AbstractNonmyeloablative total lymphoid irradiation and antithymocyte globulin (TLI-ATG) conditioning is protective against graft-versus-host disease (GVHD), while retaining graft-versus-tumor activity across various hematologic malignancies. We report our comprehensive experience using TLI-ATG conditioning in 612 patients with hematologic malignancies who underwent allogeneic transplantation at Stanford University from 2001 to 2016. All patients received granulocyte colony-stimulating factor–mobilized peripheral blood grafts and cyclosporine and mycophenolate mofetil for GVHD prophylaxis. The median age was 60 years (range, 21-78), with a median follow-up of 6.0 years (range, 1.0-16.4).

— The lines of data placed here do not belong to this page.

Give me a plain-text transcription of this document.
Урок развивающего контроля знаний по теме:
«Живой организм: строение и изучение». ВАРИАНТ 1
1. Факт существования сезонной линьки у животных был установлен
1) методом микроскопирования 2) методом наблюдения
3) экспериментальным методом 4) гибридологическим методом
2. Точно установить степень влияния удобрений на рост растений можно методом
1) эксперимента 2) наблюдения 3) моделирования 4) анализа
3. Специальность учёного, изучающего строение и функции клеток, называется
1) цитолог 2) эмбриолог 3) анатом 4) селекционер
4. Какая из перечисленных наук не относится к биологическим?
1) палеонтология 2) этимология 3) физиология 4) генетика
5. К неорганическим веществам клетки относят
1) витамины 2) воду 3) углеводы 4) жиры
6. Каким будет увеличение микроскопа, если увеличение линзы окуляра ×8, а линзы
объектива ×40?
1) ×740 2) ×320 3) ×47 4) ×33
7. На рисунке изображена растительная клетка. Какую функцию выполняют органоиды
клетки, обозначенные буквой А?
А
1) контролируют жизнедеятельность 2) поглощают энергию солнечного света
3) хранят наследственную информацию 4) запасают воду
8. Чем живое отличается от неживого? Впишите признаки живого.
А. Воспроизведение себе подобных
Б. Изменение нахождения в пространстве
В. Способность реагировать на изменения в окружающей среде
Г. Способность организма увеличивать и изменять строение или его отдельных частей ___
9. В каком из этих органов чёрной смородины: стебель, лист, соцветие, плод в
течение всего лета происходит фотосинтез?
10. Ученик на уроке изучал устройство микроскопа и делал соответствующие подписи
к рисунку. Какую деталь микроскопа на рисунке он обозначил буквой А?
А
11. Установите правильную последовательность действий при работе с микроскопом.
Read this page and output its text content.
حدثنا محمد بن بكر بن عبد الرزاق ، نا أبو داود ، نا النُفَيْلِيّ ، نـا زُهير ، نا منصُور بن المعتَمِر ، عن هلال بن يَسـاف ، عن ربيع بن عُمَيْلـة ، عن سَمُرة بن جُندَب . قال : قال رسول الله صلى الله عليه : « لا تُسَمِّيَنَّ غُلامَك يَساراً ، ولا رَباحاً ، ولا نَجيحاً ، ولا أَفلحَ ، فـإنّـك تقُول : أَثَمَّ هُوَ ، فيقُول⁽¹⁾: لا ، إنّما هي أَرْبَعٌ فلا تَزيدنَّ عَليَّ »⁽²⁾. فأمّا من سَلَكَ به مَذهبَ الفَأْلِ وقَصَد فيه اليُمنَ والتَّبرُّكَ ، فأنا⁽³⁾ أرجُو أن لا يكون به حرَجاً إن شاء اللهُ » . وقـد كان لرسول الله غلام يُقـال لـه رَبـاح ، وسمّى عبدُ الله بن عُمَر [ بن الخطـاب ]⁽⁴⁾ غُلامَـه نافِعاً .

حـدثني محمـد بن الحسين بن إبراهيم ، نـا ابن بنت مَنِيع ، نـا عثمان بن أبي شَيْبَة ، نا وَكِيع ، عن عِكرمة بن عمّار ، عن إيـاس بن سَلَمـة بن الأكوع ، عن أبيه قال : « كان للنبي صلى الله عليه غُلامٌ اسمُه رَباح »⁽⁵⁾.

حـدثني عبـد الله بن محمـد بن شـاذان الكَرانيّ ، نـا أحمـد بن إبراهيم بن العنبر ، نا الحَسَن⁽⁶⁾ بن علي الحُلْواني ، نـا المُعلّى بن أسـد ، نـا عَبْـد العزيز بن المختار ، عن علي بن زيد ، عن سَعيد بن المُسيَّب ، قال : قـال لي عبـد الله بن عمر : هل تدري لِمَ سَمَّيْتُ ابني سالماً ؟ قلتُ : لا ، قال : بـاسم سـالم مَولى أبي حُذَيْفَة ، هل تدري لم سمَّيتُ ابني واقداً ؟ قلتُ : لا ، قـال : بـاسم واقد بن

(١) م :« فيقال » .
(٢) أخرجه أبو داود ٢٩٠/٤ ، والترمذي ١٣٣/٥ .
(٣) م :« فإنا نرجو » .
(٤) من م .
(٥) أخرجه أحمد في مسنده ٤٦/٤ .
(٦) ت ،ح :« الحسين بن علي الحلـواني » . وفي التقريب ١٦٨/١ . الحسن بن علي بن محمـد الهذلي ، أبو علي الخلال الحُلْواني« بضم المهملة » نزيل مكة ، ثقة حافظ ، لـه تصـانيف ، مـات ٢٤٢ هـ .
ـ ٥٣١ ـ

Common diagnoses included acute myeloid leukemia (AML; n = 193), myelodysplastic syndrome (MDS; n = 94), chronic lymphocytic leukemia (CLL; n = 80), non-Hodgkin lymphoma (NHL; n = 175), and Hodgkin lymphoma (HL; n = 35). Thirty-four percent of patients had a comorbidity index ≥3, 30% had a high to very high disease risk index, and 56% received unrelated donor grafts, including 15% with HLA-mismatched donors. Ninety-eight percent underwent transplant in the outpatient setting, and 57% were never hospitalized from days 0 through 100. The 1-year rates of nonrelapse mortality (NRM), grade II-IV acute GVHD, and extensive chronic GVHD were 9%, 14%, and 22%, respectively. The 4-year estimates for overall and progression-free survival were 42% and 32% for AML, 30% and 21% for MDS, 67% and 43% for CLL, 68% and 45% for NHL, and 78% and 49% for HL. Mixed chimerism correlated with the risk of relapse. TLI-ATG conditioning was well tolerated, with low rates of GVHD and NRM. Durable remissions were observed across hematologic malignancies, with particularly favorable outcomes for heavily pretreated lymphomas. Several efforts are underway to augment donor chimerism and reduce relapse rates while maintaining the favorable safety and tolerability profile of this regimen.